Is the “show us your papers” ethos of Arizona’s S.B. 1070 coming to New York State’s school children?
That’s what the New York Civil Liberties Union contends, in a story in today’s New York Times. Twenty percent of public school districts around the state, writes Nina Bernstein, are requiring families to provide documentation that will show their immigration status. The requirements range from the seemingly banal (showing a social security card), to the blatantly obvious (demanding a non-resident alien card).
None of it is constitutional, though.
It is legal for school districts to require families to show proof of residency in their district (requiring, say, a utility bill), but it is unlawful to require them to prove legal federal residency. This was decided in 1982 in Plyler v. Doe, which found that states must provide all children, regardless of status, a public education.
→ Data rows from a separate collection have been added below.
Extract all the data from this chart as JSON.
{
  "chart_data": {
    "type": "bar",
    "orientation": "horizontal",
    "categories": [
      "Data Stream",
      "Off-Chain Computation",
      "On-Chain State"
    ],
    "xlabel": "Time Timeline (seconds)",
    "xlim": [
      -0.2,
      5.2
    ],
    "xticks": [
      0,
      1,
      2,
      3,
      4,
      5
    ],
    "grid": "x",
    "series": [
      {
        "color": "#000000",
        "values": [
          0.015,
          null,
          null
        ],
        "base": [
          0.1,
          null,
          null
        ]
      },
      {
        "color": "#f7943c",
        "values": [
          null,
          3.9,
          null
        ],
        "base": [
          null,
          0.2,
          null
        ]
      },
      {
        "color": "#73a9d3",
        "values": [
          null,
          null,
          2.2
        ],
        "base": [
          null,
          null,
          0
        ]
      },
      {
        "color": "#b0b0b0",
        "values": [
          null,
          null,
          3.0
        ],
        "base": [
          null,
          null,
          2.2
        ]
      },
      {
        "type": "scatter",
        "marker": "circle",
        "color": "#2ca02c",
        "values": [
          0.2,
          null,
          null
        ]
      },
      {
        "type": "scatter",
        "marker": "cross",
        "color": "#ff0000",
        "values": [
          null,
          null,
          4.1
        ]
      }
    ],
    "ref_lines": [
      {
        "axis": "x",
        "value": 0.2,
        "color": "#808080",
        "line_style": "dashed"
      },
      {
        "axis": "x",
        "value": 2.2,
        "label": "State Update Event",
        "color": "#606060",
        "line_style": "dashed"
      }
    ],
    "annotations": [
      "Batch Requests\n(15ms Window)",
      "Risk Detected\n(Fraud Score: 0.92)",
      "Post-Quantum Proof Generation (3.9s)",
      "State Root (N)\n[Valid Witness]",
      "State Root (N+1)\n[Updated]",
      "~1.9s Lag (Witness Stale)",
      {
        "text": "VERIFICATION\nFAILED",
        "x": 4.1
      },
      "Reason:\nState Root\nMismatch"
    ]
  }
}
The Times quotes Justice Harry Blackmun’s concurring opinion, in which he wrote that not providing even the same social benefits like public school to non-residents “raises the specter of a permanent caste of undocumented resident aliens, encouraged by some to remain here as a source of cheap labor.”
The article says that New York has done far less than other states at reigning in local school districts to comply with this federal ruling. It also contends that, although the NYCLU has found 139 different school districts asking for immigration information, they have yet to find one child denied entrance to school because of a lack of immigration papers. However, their fear is that families that fear being exposed won’t complain and will just not enroll their kids in school at all.